There are a variety of reporting frameworks available to assist with the disclosure effort, including GRESB, TCFD, and CDP, to name a few. Regardless of the framework, it’s important for real estate owners to have immediate, on-demand access to ESG-related data so they can establish an open and ongoing dialogue with investors.
Beyond the Report
Reporting ESG data through existing frameworks like GRESB is a good jumping off point. However, owners that want to make meaningful improvements and control the narrative with their investors need to go beyond simply reporting — they need to have this treasure trove of information available to them anytime, anywhere. Owners that still manually enter that data in excel spreadsheets or rely on third parties without a tech-founded approach risk getting left behind.

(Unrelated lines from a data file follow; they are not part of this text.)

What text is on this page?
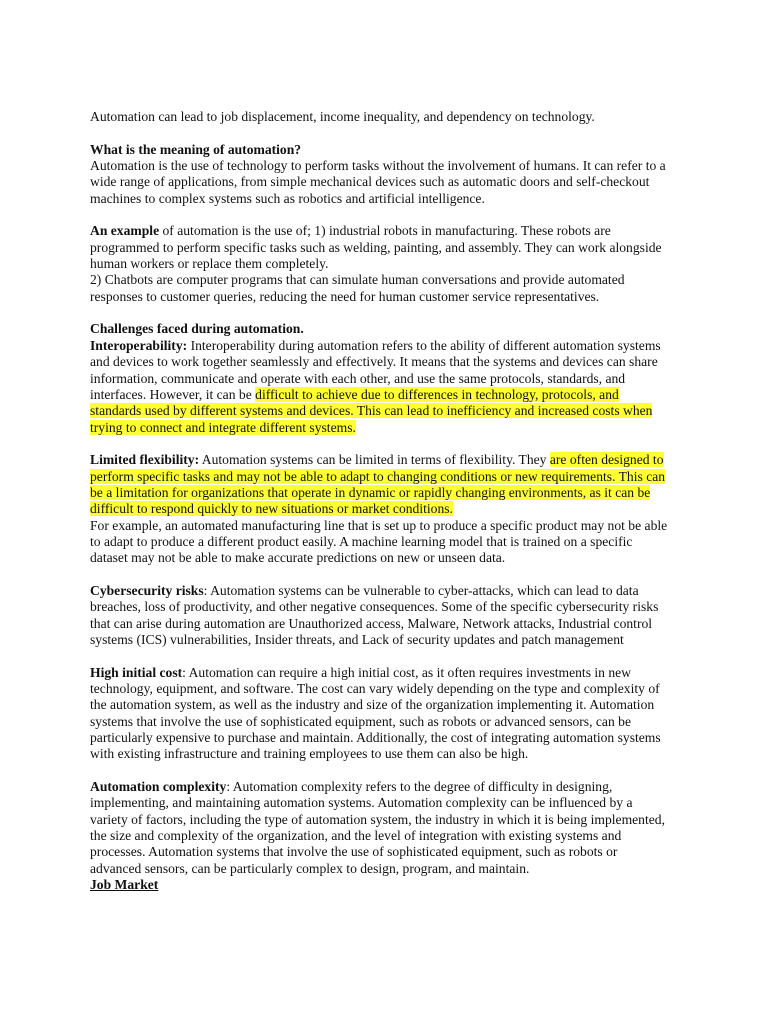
Automation can lead to job displacement, income inequality, and dependency on technology.
What is the meaning of automation?
Automation is the use of technology to perform tasks without the involvement of humans. It can refer to a
wide range of applications, from simple mechanical devices such as automatic doors and self-checkout
machines to complex systems such as robotics and artificial intelligence.
An example of automation is the use of; 1) industrial robots in manufacturing. These robots are
programmed to perform specific tasks such as welding, painting, and assembly. They can work alongside
human workers or replace them completely.
2) Chatbots are computer programs that can simulate human conversations and provide automated
responses to customer queries, reducing the need for human customer service representatives.
Challenges faced during automation.
Interoperability: Interoperability during automation refers to the ability of different automation systems
and devices to work together seamlessly and effectively. It means that the systems and devices can share
information, communicate and operate with each other, and use the same protocols, standards, and
interfaces. However, it can be difficult to achieve due to differences in technology, protocols, and
standards used by different systems and devices. This can lead to inefficiency and increased costs when
trying to connect and integrate different systems.
Limited flexibility: Automation systems can be limited in terms of flexibility. They are often designed to
perform specific tasks and may not be able to adapt to changing conditions or new requirements. This can
be a limitation for organizations that operate in dynamic or rapidly changing environments, as it can be
difficult to respond quickly to new situations or market conditions.
For example, an automated manufacturing line that is set up to produce a specific product may not be able
to adapt to produce a different product easily. A machine learning model that is trained on a specific
dataset may not be able to make accurate predictions on new or unseen data.
Cybersecurity risks: Automation systems can be vulnerable to cyber-attacks, which can lead to data
breaches, loss of productivity, and other negative consequences. Some of the specific cybersecurity risks
that can arise during automation are Unauthorized access, Malware, Network attacks, Industrial control
systems (ICS) vulnerabilities, Insider threats, and Lack of security updates and patch management
High initial cost: Automation can require a high initial cost, as it often requires investments in new
technology, equipment, and software. The cost can vary widely depending on the type and complexity of
the automation system, as well as the industry and size of the organization implementing it. Automation
systems that involve the use of sophisticated equipment, such as robots or advanced sensors, can be
particularly expensive to purchase and maintain. Additionally, the cost of integrating automation systems
with existing infrastructure and training employees to use them can also be high.
Automation complexity: Automation complexity refers to the degree of difficulty in designing,
implementing, and maintaining automation systems. Automation complexity can be influenced by a
variety of factors, including the type of automation system, the industry in which it is being implemented,
the size and complexity of the organization, and the level of integration with existing systems and
processes. Automation systems that involve the use of sophisticated equipment, such as robots or
advanced sensors, can be particularly complex to design, program, and maintain.
Job Market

No matter what happens in the days ahead, ESG will not go away as a long-term business advantage. We’re already starting to see the difference between the haves and the have nots: According to a Bloomberg analysis, ESG funds are faring far better than their traditional competitors despite the current economic crisis. And ESG data will likely become even more vital as investors become more selective and scrutinize risk even more.
It’s no secret that when companies embrace technology, maintain nimble mindsets, and have the knowledge and support to make cutting-edge tools work for their unique situations, they will outperform their competitors — even in the most challenging conditions.
Measurabl is certainly no stranger to the concept of resilience, both in how we operate internally and in the value that our technology brings to customers. To help our customers navigate through these difficult times, Measurabl will continue to provide a tech-founded approach that helps companies measure and improve their ESG practices so they can control their own narratives and prepare for whatever comes next.